When asked about his support for the so-called “Inflation Reduction” Act, even though economists have been against spending more money, Ryan, during the debate, promoted the bill by saying the legislation represented an “opportunity” to reduce inflation.
He said that eventually it will also result in tax reductions for those who work and the law will “not be a gimmick” and “it's an actual economic tool to help relieve some of the pressure.”
But, in spite of the statements of Ryan, economists, even liberal economists, have spoken out against the overwhelming amount of government spending carried out by the Democrats that has contributed to the current crisis of inflation and is causing pain for Americans.

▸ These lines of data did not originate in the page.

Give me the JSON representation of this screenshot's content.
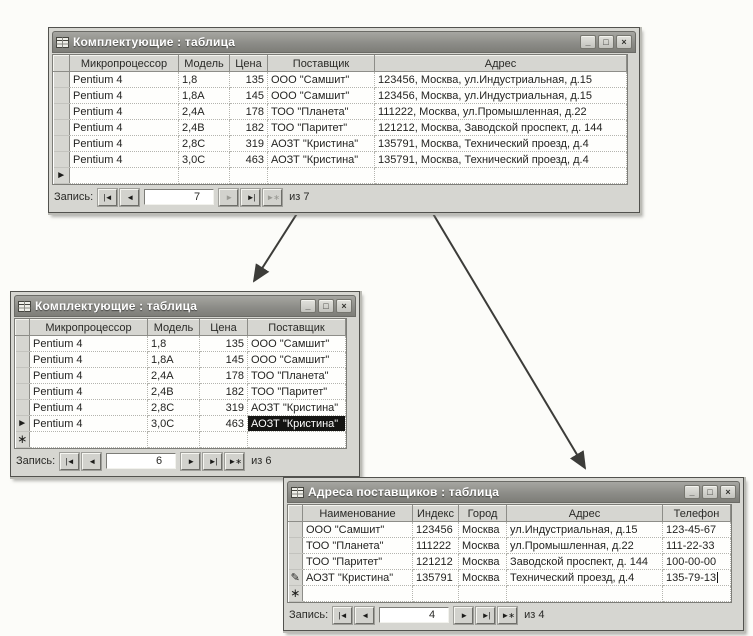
{
  "marker_glyphs": {
    "current": "►",
    "new": "∗",
    "edit": "✎"
  },
  "window_controls": [
    {
      "name": "minimize-button",
      "glyph": "_"
    },
    {
      "name": "maximize-button",
      "glyph": "□"
    },
    {
      "name": "close-button",
      "glyph": "×"
    }
  ],
  "windows": [
    {
      "title": "Комплектующие : таблица",
      "columns": [
        "Микропроцессор",
        "Модель",
        "Цена",
        "Поставщик",
        "Адрес"
      ],
      "rows": [
        {
          "marker": "",
          "cells": [
            "Pentium 4",
            "1,8",
            "135",
            "ООО \"Самшит\"",
            "123456, Москва, ул.Индустриальная, д.15"
          ]
        },
        {
          "marker": "",
          "cells": [
            "Pentium 4",
            "1,8A",
            "145",
            "ООО \"Самшит\"",
            "123456, Москва, ул.Индустриальная, д.15"
          ]
        },
        {
          "marker": "",
          "cells": [
            "Pentium 4",
            "2,4A",
            "178",
            "ТОО \"Планета\"",
            "111222, Москва, ул.Промышленная, д.22"
          ]
        },
        {
          "marker": "",
          "cells": [
            "Pentium 4",
            "2,4B",
            "182",
            "ТОО \"Паритет\"",
            "121212, Москва, Заводской проспект, д. 144"
          ]
        },
        {
          "marker": "",
          "cells": [
            "Pentium 4",
            "2,8C",
            "319",
            "АОЗТ \"Кристина\"",
            "135791, Москва, Технический проезд, д.4"
          ]
        },
        {
          "marker": "",
          "cells": [
            "Pentium 4",
            "3,0C",
            "463",
            "АОЗТ \"Кристина\"",
            "135791, Москва, Технический проезд, д.4"
          ]
        },
        {
          "marker": "current",
          "cells": [
            "",
            "",
            "",
            "",
            ""
          ]
        }
      ],
      "nav": {
        "label": "Запись:",
        "current": "7",
        "of_label": "из 7",
        "buttons": [
          {
            "name": "first-record-button",
            "glyph": "|◄",
            "disabled": false
          },
          {
            "name": "previous-record-button",
            "glyph": "◄",
            "disabled": false
          },
          {
            "name": "next-record-button",
            "glyph": "►",
            "disabled": true
          },
          {
            "name": "last-record-button",
            "glyph": "►|",
            "disabled": false
          },
          {
            "name": "new-record-button",
            "glyph": "►∗",
            "disabled": true
          }
        ]
      }
    },
    {
      "title": "Комплектующие : таблица",
      "columns": [
        "Микропроцессор",
        "Модель",
        "Цена",
        "Поставщик"
      ],
      "rows": [
        {
          "marker": "",
          "cells": [
            "Pentium 4",
            "1,8",
            "135",
            "ООО \"Самшит\""
          ]
        },
        {
          "marker": "",
          "cells": [
            "Pentium 4",
            "1,8A",
            "145",
            "ООО \"Самшит\""
          ]
        },
        {
          "marker": "",
          "cells": [
            "Pentium 4",
            "2,4A",
            "178",
            "ТОО \"Планета\""
          ]
        },
        {
          "marker": "",
          "cells": [
            "Pentium 4",
            "2,4B",
            "182",
            "ТОО \"Паритет\""
          ]
        },
        {
          "marker": "",
          "cells": [
            "Pentium 4",
            "2,8C",
            "319",
            "АОЗТ \"Кристина\""
          ]
        },
        {
          "marker": "current",
          "cells": [
            "Pentium 4",
            "3,0C",
            "463",
            "АОЗТ \"Кристина\""
          ]
        },
        {
          "marker": "new",
          "cells": [
            "",
            "",
            "",
            ""
          ]
        }
      ],
      "highlight": {
        "row": 5,
        "col": 3
      },
      "nav": {
        "label": "Запись:",
        "current": "6",
        "of_label": "из 6",
        "buttons": [
          {
            "name": "first-record-button",
            "glyph": "|◄",
            "disabled": false
          },
          {
            "name": "previous-record-button",
            "glyph": "◄",
            "disabled": false
          },
          {
            "name": "next-record-button",
            "glyph": "►",
            "disabled": false
          },
          {
            "name": "last-record-button",
            "glyph": "►|",
            "disabled": false
          },
          {
            "name": "new-record-button",
            "glyph": "►∗",
            "disabled": false
          }
        ]
      }
    },
    {
      "title": "Адреса поставщиков : таблица",
      "columns": [
        "Наименование",
        "Индекс",
        "Город",
        "Адрес",
        "Телефон"
      ],
      "rows": [
        {
          "marker": "",
          "cells": [
            "ООО \"Самшит\"",
            "123456",
            "Москва",
            "ул.Индустриальная, д.15",
            "123-45-67"
          ]
        },
        {
          "marker": "",
          "cells": [
            "ТОО \"Планета\"",
            "111222",
            "Москва",
            "ул.Промышленная, д.22",
            "111-22-33"
          ]
        },
        {
          "marker": "",
          "cells": [
            "ТОО \"Паритет\"",
            "121212",
            "Москва",
            "Заводской проспект, д. 144",
            "100-00-00"
          ]
        },
        {
          "marker": "edit",
          "cells": [
            "АОЗТ \"Кристина\"",
            "135791",
            "Москва",
            "Технический проезд, д.4",
            "135-79-13"
          ]
        },
        {
          "marker": "new",
          "cells": [
            "",
            "",
            "",
            "",
            ""
          ]
        }
      ],
      "caret": {
        "row": 3,
        "col": 4
      },
      "nav": {
        "label": "Запись:",
        "current": "4",
        "of_label": "из 4",
        "buttons": [
          {
            "name": "first-record-button",
            "glyph": "|◄",
            "disabled": false
          },
          {
            "name": "previous-record-button",
            "glyph": "◄",
            "disabled": false
          },
          {
            "name": "next-record-button",
            "glyph": "►",
            "disabled": false
          },
          {
            "name": "last-record-button",
            "glyph": "►|",
            "disabled": false
          },
          {
            "name": "new-record-button",
            "glyph": "►∗",
            "disabled": false
          }
        ]
      }
    }
  ]
}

Larry Summers, a Harvard professor who served as Director of the National Economic Council under President Barack Obama and the Treasury Secretary under President Bill Clinton — said in November 2021, that Biden's expenditures had created “a tremendous wall of money” that “set off” inflation that “spirals.”
Jason Furman, a Harvard professor who was Chair of the Council of Economic Advisers under President Barack Obama and on the Council of Economic Advisers under President Bill Clinton — said in May 2021 that the spending plans were “too big” and noted that he didn't “know any economist that was recommending something the size of what was done.”
The asset manager Steve Rattner, who served as the counselor of the Treasury Secretary during the Obama administration, wrote in a November article in The New York Times that the amount of spending that the Democrats have made “contributed materially to today's inflation.”
Biden's Treasury Secretary Janet Yellen said last December that the Democrats' spending “boosted demand,” which was one of the reasons for inflation.